Es un tópico sin fundamento entre los críticos del Quijote, reforzado por don Américo Castro en El pensamiento de Cervantes (1925), que el texto se caracteriza por su ambigüedad, ya que Cervantes jugaría con distintas perspectivas sin comprometerse con ninguna. He aquí unas palabras de Juan Goytisolo: «El Quijote es una obra que no está cerrada, que admite todo tipo de interpretaciones» (abc, 13 de abril de 2005). Como ese relativismo es una tontería insostenible, poco después Goytisolo afirma en el mismo artículo que se han dado algunas lecturas «delirantes» del texto cervantino. ¿En qué quedamos? Cervantes informa siempre al lector de la verdad que don Quijote tergiversa en su imaginación. En la primera parte explica la situación antes de comenzar las aventuras. El caballero ve unos gigantes, un castillo, unos ejércitos. Pero el autor nos ha dicho a los lectores que se trata de unos molinos, una venta y dos rebaños de ovejas. En la parte segunda no informa al lector antes de la aventura, sino después de haber confundido al lector introduciéndole en la trama: estructura de suspenso.

El ejemplo más popular de la supuesta ambigüedad cultivada por Cervantes es el «baciyelmo», expresión creada por Sancho al final del capítulo 44 de la primera parte. Todo empieza en el capítulo 21, cuando el barbero se protege de la lluvia poniendo sobre su cabeza la bacía que utilizaba para afeitar, y don Quijote se la arrebata convencido de que es el «yelmo de Mambrino». En la venta, ya delante del barbero dueño de la bacía, se disputa sobre si el objeto en cuestión es bacía o yelmo. Sancho reconoce expresamente que es bacía: «Pardiez, señor, si no tenemos otra prueba de nuestra intención… tan bacía es el yelmo de Malino como el jaez de este buen hombre albarda» (I, 44). Pero también reconoce que la bacía le libró al caballero de duros golpes al recibir las pedradas de los galeotes (I, 22) y así afirma: «Si no fuera por este baciyelmo, no lo pasara entonces muy bien, porque hubo asaz de pedradas en aquel trance» (I, 44). Sancho acuña el término baciyelmo porque, sin dudar de que es una bacía, reconoce que sirvió de yelmo defensivo contra las piedras de los ingratos delincuentes. No tiene sentido inferir de este texto que la realidad cambia según el color del cristal con que se mira. Otro tópico es asociar el Quijote con Erasmo, con la intención de ocultar el trasfondo católico del libro. Ese tópico falsea el texto cervantino y crea un Erasmo de fantasía, supuestamente contrario a las creencias de la Iglesia.

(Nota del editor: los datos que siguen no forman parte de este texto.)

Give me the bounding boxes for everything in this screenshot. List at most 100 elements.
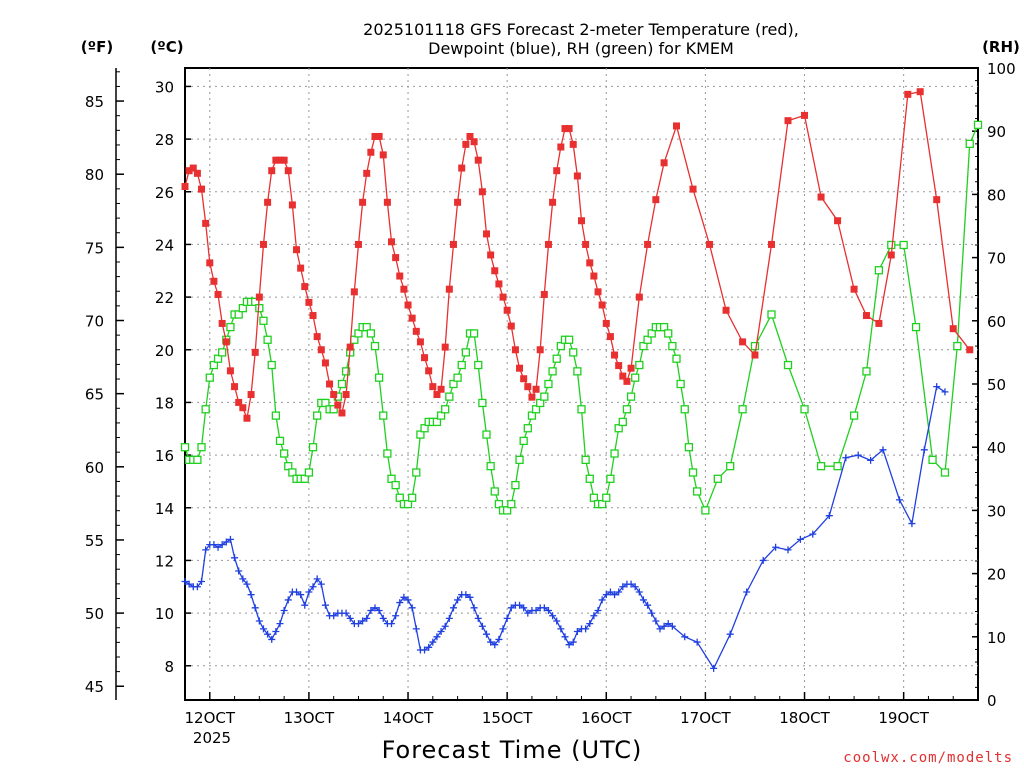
dewpoint-point	[400, 593, 408, 601]
temperature-point	[445, 285, 453, 293]
x-tick-label: 15OCT	[482, 709, 533, 727]
temperature-point	[949, 325, 957, 333]
temperature-point	[425, 367, 433, 375]
year-label: 2025	[193, 729, 231, 747]
dewpoint-point	[540, 604, 548, 612]
dewpoint-point	[491, 641, 499, 649]
temperature-point	[569, 140, 577, 148]
rh-tick-label: 30	[987, 502, 1006, 520]
dewpoint-point	[854, 451, 862, 459]
rh-point	[783, 360, 793, 370]
rh-point	[618, 417, 627, 427]
rh-point	[469, 329, 479, 338]
dewpoint-point	[594, 606, 602, 614]
temperature-point	[933, 196, 941, 204]
dewpoint-point	[202, 546, 210, 554]
temperature-point	[491, 267, 499, 275]
rh-point	[602, 493, 611, 502]
temperature-point	[313, 333, 321, 341]
temperature-point	[549, 198, 557, 206]
temperature-point	[375, 132, 383, 140]
temperature-point	[181, 183, 189, 190]
temperature-point	[578, 217, 585, 225]
temperature-point	[850, 285, 858, 293]
rh-point	[887, 240, 896, 250]
chart-title-line2: Dewpoint (blue), RH (green) for KMEM	[428, 39, 734, 58]
temperature-point	[367, 148, 375, 156]
rh-point	[573, 367, 582, 376]
dewpoint-point	[867, 456, 875, 464]
temperature-point	[293, 246, 301, 254]
rh-point	[701, 506, 710, 515]
temperature-point	[189, 164, 197, 172]
f-tick-label: 60	[85, 459, 104, 477]
rh-point	[486, 462, 495, 471]
rh-point	[692, 487, 702, 496]
dewpoint-point	[586, 620, 594, 628]
temperature-point	[441, 343, 449, 351]
dewpoint-point	[231, 554, 239, 562]
dewpoint-point	[449, 604, 457, 612]
dewpoint-point	[520, 604, 528, 612]
rh-point	[540, 392, 549, 401]
c-tick-label: 18	[155, 394, 174, 412]
temperature-point	[326, 380, 334, 388]
rh-point	[329, 405, 338, 414]
temperature-point	[862, 312, 870, 320]
rh-point	[610, 449, 619, 458]
c-tick-label: 24	[155, 236, 174, 254]
rh-point	[668, 341, 677, 351]
temperature-point	[280, 156, 288, 164]
temperature-point	[454, 198, 462, 206]
temperature-point	[586, 259, 594, 267]
temperature-point	[338, 409, 346, 417]
dewpoint-point	[264, 630, 272, 638]
rh-point	[267, 360, 276, 370]
dewpoint-point	[317, 580, 325, 588]
rh-point	[965, 139, 974, 148]
temperature-point	[354, 240, 362, 248]
dewpoint-point	[388, 620, 396, 628]
rh-point	[255, 304, 264, 313]
dewpoint-point	[379, 614, 387, 622]
rh-point	[672, 354, 681, 363]
rh-line	[184, 124, 979, 513]
dewpoint-point	[243, 580, 251, 588]
x-tick-label: 12OCT	[185, 709, 236, 727]
rh-point	[313, 411, 322, 420]
dewpoint-point	[342, 609, 350, 617]
rh-tick-label: 80	[987, 186, 1006, 204]
dewpoint-point	[354, 620, 362, 628]
temperature-point	[255, 293, 263, 301]
c-tick-label: 30	[155, 78, 174, 96]
dewpoint-point	[454, 596, 462, 604]
rh-point	[275, 436, 285, 446]
dewpoint-point	[582, 625, 590, 633]
temperature-point	[619, 372, 627, 380]
rh-point	[816, 462, 826, 471]
rh-point	[226, 322, 235, 332]
c-tick-label: 26	[155, 184, 174, 202]
temperature-point	[784, 117, 792, 125]
rh-point	[874, 266, 884, 275]
dewpoint-point	[635, 588, 643, 596]
dewpoint-point	[433, 633, 441, 641]
temperature-point	[544, 240, 552, 248]
dewpoint-point	[441, 622, 449, 630]
rh-point	[726, 462, 735, 471]
temperature-point	[412, 327, 420, 335]
rh-point	[928, 455, 937, 464]
temperature-point	[751, 351, 759, 359]
dewpoint-point	[193, 583, 201, 591]
temperature-point	[396, 272, 404, 280]
temperature-point	[429, 383, 437, 391]
rh-tick-label: 50	[987, 376, 1006, 394]
dewpoint-point	[404, 596, 412, 604]
dewpoint-point	[693, 638, 701, 646]
dewpoint-point	[392, 612, 400, 620]
temperature-point	[672, 122, 680, 130]
rh-point	[279, 449, 289, 458]
dewpoint-point	[495, 635, 503, 643]
temperature-point	[371, 132, 379, 140]
temperature-point	[615, 362, 623, 370]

Cervantes no cultiva la ambigüedad ni presenta una realidad oscilante. Él presenta dos personajes: don Quijote cambia la realidad según le dicta su fantasía sin juicio. Sancho no es un modelo de realismo y sentido común, como repite otro tópico, sino una inteligencia inferior y sin cultivo —no sabe leer ni escribir— que se limita al nivel de lo perceptible por los sentidos. En la primera parte Sancho se distingue por el sentido de la vista («Mire, que digo que mire», I, 8, 18), y en la segunda por el oído. El autor, en cambio, es el entendimiento que juzga con la debida distancia, es decir, con ironía, los pasos de sus dos personajes.

El Quijote, especialmente la segunda parte, es un ejemplo de lo que llamó la crítica del siglo xxmetaliteratura, que es convertir la escritura en objeto de análisis dentro del texto literario. La intención de Cervantes, expresada en las primeras líneas del prólogo de 1605, es realizar un libro hermoso, gallardo y discreto, como «hijo del entendimiento». Así trata de evitar los disparates de los libros de caballerías, hijos de la imaginación loca (I, 47). En la primera parte hay varias narraciones hechas por sendos personajes: el pastor Pedro, Cardenio, Dorotea, el narrador del Curioso impertinente, el cautivo y el pastor Eugenio. Pues bien, después de cada una otro personaje hace una crítica, elogiando la narración por el interés de su contenido y por la forma de contarla. Al pastor que está refiriendo la historia de Marcela, don Quijote le dice: «El cuento es muy bueno, y vos, buen Pedro, lo contáis con muy buena gracia» (I, 12).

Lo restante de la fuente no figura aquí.